We now turn our attention to those creatures which belong to light, air and dry warmth, and it is here that we first find ourselves in the living region of colours. Here, in exquisitely organised parts, the elementary colours present themselves in their greatest purity and beauty. They indicate, however, that the creatures they adorn, are still low in the scale of organisation, precisely because these colours can thus appear, as it were, unwrought.
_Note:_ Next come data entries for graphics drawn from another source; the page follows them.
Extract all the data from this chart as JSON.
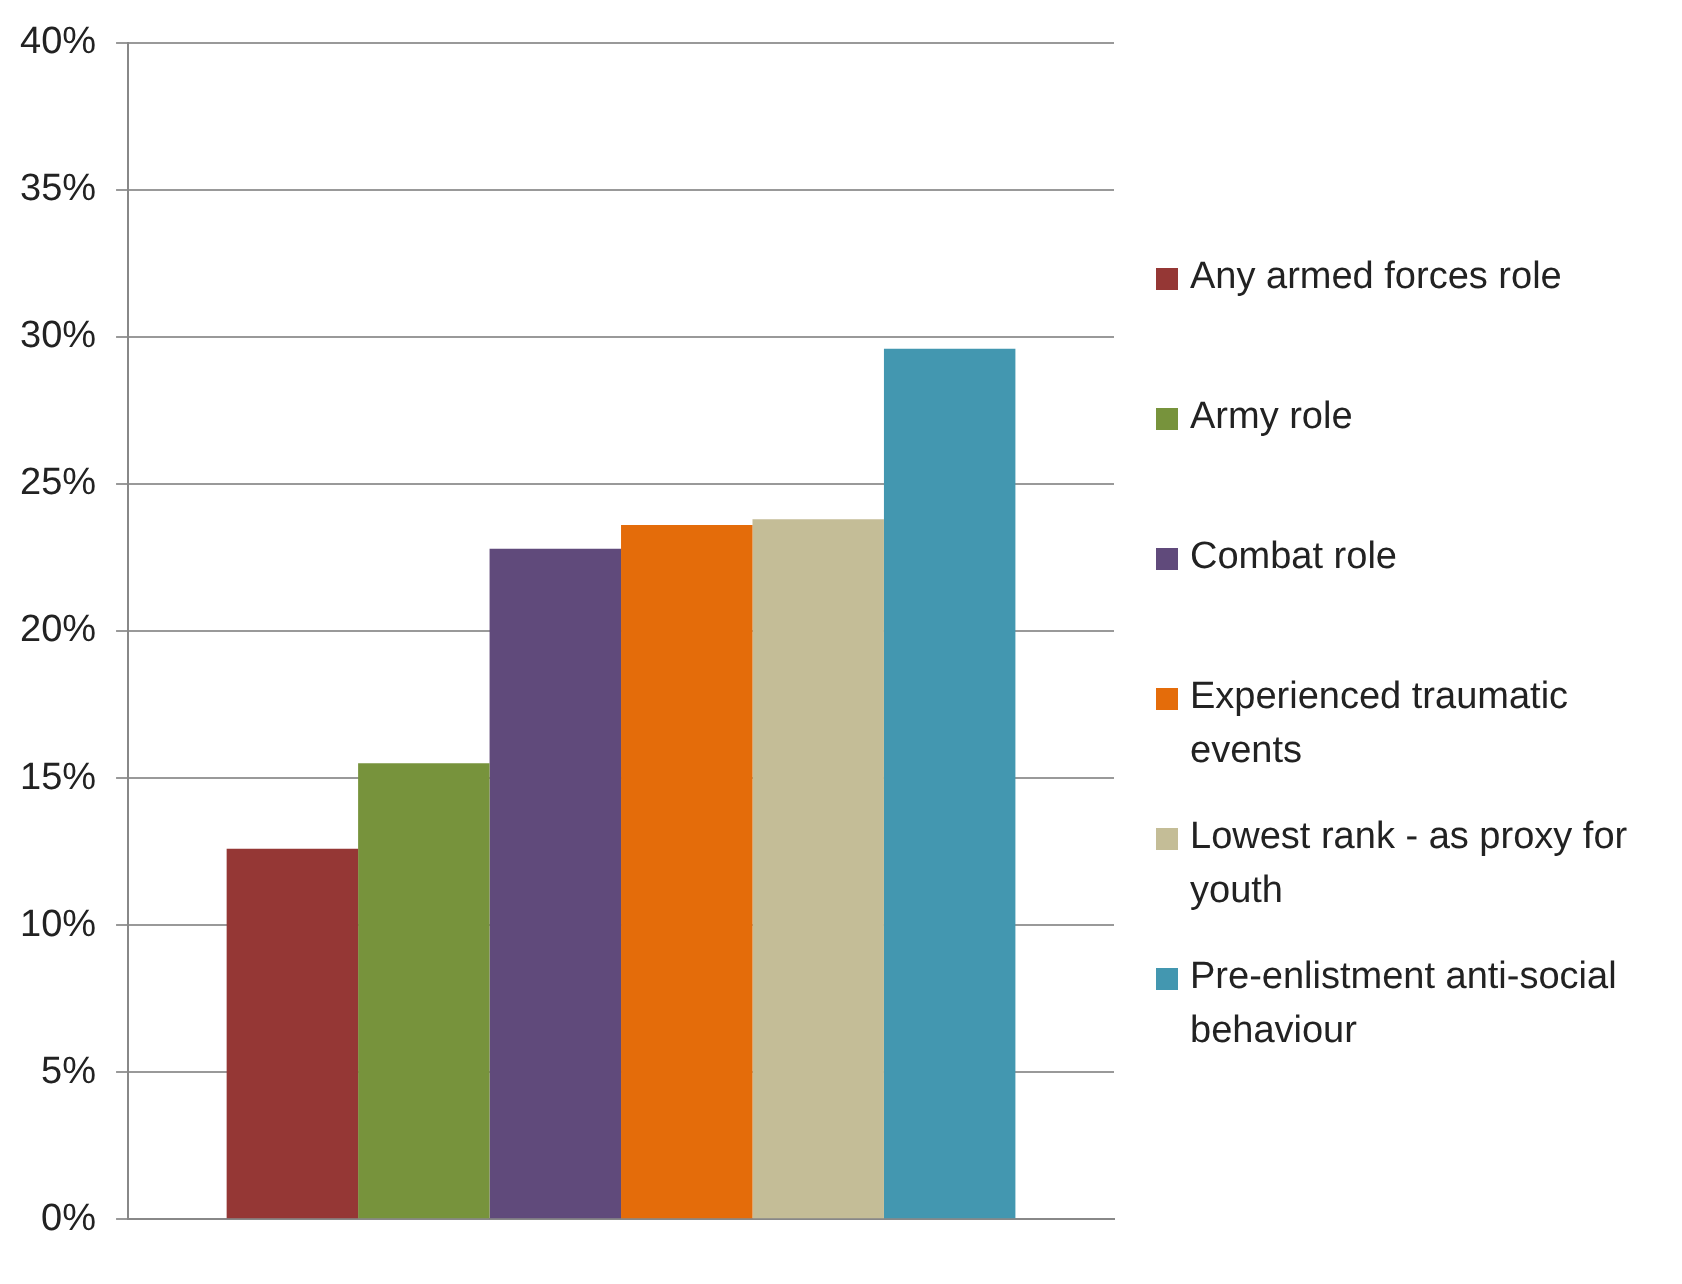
{
  "chart_data": {
    "type": "bar",
    "categories": [
      null
    ],
    "series": [
      {
        "name": "Any armed forces role",
        "color": "#953735",
        "values": [
          12.6
        ]
      },
      {
        "name": "Army role",
        "color": "#77933c",
        "values": [
          15.5
        ]
      },
      {
        "name": "Combat role",
        "color": "#604a7b",
        "values": [
          22.8
        ]
      },
      {
        "name": "Experienced traumatic events",
        "color": "#e46c0a",
        "values": [
          23.6
        ]
      },
      {
        "name": "Lowest rank - as proxy for youth",
        "color": "#c4bd97",
        "values": [
          23.8
        ]
      },
      {
        "name": "Pre-enlistment anti-social behaviour",
        "color": "#4397b0",
        "values": [
          29.6
        ]
      }
    ],
    "ylim": [
      0,
      40
    ],
    "yticks": [
      {
        "value": 0,
        "label": "0%"
      },
      {
        "value": 5,
        "label": "5%"
      },
      {
        "value": 10,
        "label": "10%"
      },
      {
        "value": 15,
        "label": "15%"
      },
      {
        "value": 20,
        "label": "20%"
      },
      {
        "value": 25,
        "label": "25%"
      },
      {
        "value": 30,
        "label": "30%"
      },
      {
        "value": 35,
        "label": "35%"
      },
      {
        "value": 40,
        "label": "40%"
      }
    ],
    "grid": "y",
    "legend": "right"
  }
}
Here, too, heat seems to contribute much to their development.
We find insects which may be considered altogether as concentrated colouring matter; among these, the cochineals especially are celebrated; with regard to these we observe that their mode of settling on vegetables, and even nestling in them, at the same time produces those excrescences which are so useful as mordants in fixing colours.
But the power of colour, accompanied by regular organisation, exhibits itself in the most striking manner in those insects which require a perfect metamorphosis for their development—in scarabæ, and especially in butterflies.
These last, which might be called true productions of light and air, often exhibit the most beautiful colours, even in their chrysalis state, indicating the future colours of the butterfly; a consideration which, if pursued further hereafter, must undoubtedly afford a satisfactory insight into many a secret of organised being.
If, again, we examine the wings of the butterfly more accurately, and in its net-like web discover the rudiments of an arm, and observe further the mode in which this, as it were, flattened arm is covered with tender plumage and constituted an organ of flying; we believe we recognise a law according to which the great variety of tints is regulated. This will be a subject for further investigation hereafter.